When Jamaican gymnast Danusia Francis learned that she had injured her left knee, the 27-year-old competitor knew her Olympic Games would soon be over. However, on July 25, she touched the world by approaching the uneven bars and completing an 11-second routine followed by a graceful dismount, accomplished smile, and endearing goodbye wave to the audience. She finished in the uneven bars with a score of 3.003 and a 6.5 point penalty — but she accomplished her Olympic dream nonetheless, and knew when it was time to walk away.
For young women, taking a step back is not always an easy feat, especially for the most accomplished athletes in the world who are constantly being asked to show up and perform their best. And while the story is still developing, young women everywhere are taking note — you can be the most decorated athlete in the world, and still, it is okay to not be okay, and it is okay to walk away, regardless of how other people may perceive your decisions.
As we continue to witness Olympians — especially young women athletes — compete on the world’s stage, we need to remember that they are human, too. While they may wear an American flag on their uniforms, these world-class champions owe us nothing, and if it’s time for them to walk away — whether for mental health reasons or otherwise — it’s time to let them.

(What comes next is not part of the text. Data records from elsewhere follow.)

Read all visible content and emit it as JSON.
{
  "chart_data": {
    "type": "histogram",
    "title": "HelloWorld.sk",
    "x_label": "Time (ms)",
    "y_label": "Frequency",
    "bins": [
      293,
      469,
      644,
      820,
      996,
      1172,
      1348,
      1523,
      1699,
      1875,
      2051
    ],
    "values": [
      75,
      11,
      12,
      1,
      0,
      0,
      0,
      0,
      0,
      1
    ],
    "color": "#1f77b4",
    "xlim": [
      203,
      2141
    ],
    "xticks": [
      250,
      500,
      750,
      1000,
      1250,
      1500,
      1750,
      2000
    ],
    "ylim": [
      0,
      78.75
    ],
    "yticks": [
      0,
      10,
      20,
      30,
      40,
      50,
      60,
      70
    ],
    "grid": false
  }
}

Following her vault performance, Biles immediately hugged her teammates and said, “I’m sorry. I love you guys, but you’re going to be just fine.” After withdrawing, Biles spent the day enthusiastically cheering on her teammates, offering encouragement and reportedly “screaming” in support during their routines. While the nature of Biles’ exit is unclear, and we have yet to hear whether or not she will compete in Thursday’s individual all-around competition, Biles has demonstrated, once again, that she is truly one of the greatest athletes of all time — and a champion from whom we should all take notes. Regardless of the reason behind her decision to walk away from the competition, withdrawing in itself is an act of bravery.